No main entrance has buttresses on either hand on the outer side, possibly because these would have provided any attacking party with excellent shelter. All buttresses of such entrances are on the inside. Divisional entrances which have buttresses have them on the inside only.

The entrances through a wall of the earlier period are carried over the common foundation in the opening forming the steps, which were evidently constructed before the side walls were erected. These steps are large, broad, and high, and where intact look most imposing. Such entrances resemble stiles, as they are much higher than the levels of the floors on either side.

The entrances through an angular wall of a later period have steps which are not part of either side walls, but were built in after the entrance passage had been constructed, and these show poor workmanship and are very shallow, and recede only two to four inches.

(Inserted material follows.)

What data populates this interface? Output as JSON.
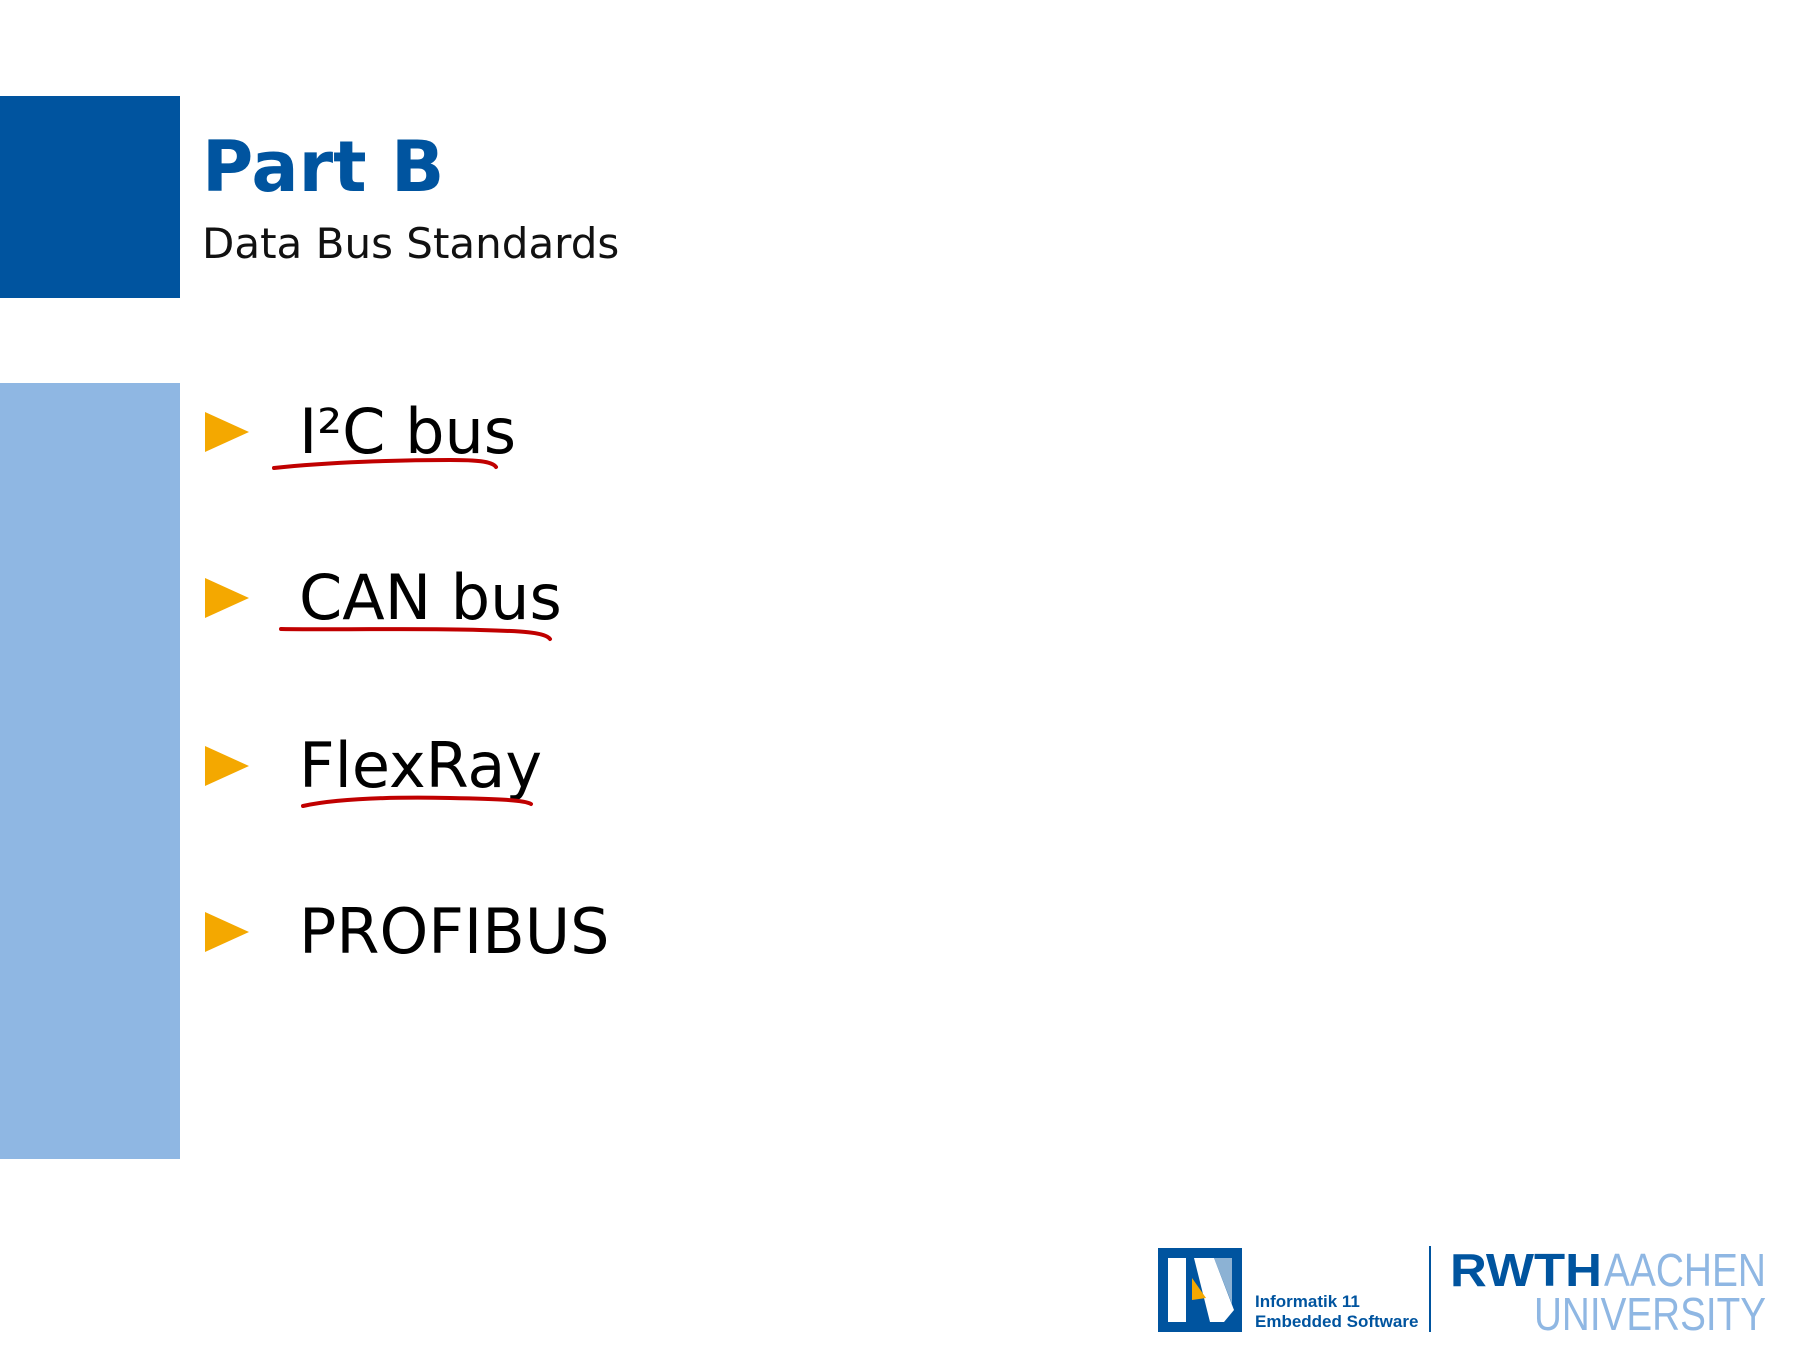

As the levels of the enclosures on either side have filled in over the original floors, such “cat-steps” have in some instances been built over the original large steps for the purpose of raising the floor of the entrances, seeing that the enclosures on either side had been filled in some feet above their original levels.

Directly opposite the main entrance of the “Outspan Ruins” is a large circular buttress, as if it were intended to divide any attacking party into small numbers.

CAUSE OF DILAPIDATION TO ENTRANCE BUTTRESSES

The entrance buttresses with portcullis grooves are in most instances comparatively small, some projecting only two to three feet towards the interior of the building, and these are built up against main and divisional walls, and are in point of construction altogether independent erections, there being no dovetailing or binding between the buttresses and the walls.

In some of the entrances the side lintels of slate, granite, and unworked soapstone beams have been found built into the portcullis grooves. In The Ancient Ruins of Rhodesia it was noticed that at several of the ruins therein mentioned stone side lintels were found in situ. The stone lintel posts in situ at Zimbabwe had not then been discovered. The tallest of such stone lintels at Zimbabwe is 8 ft. above the ground. The buttresses appear to have been built after the stone posts had been erected, for the walls at the sides of the lintel follow the irregularities of the side faces of the beams.

The great destruction which has occurred to these structures might possibly be accounted for by (1) the weight of the stone lintel on getting off the perpendicular, which would lever down the buttress into which it was built; (2) the foundations of buttresses are not so deep as those of the main wall up against which they were built; (3) when some later people, possibly natives, deliberately built up and blocked the entrances they might have used the blocks of these buttresses for their building material; (4) the passage-way between each pair of buttresses being so very narrow, damage could easily have been wrought by ordinary traffic; and (5) the main walls are much higher than the summits of the buttresses, and the walls on either side of the entrances being always more dilapidated on the summits, the falling of huge masses of masonry on to the buttresses immediately below might have effected their destruction.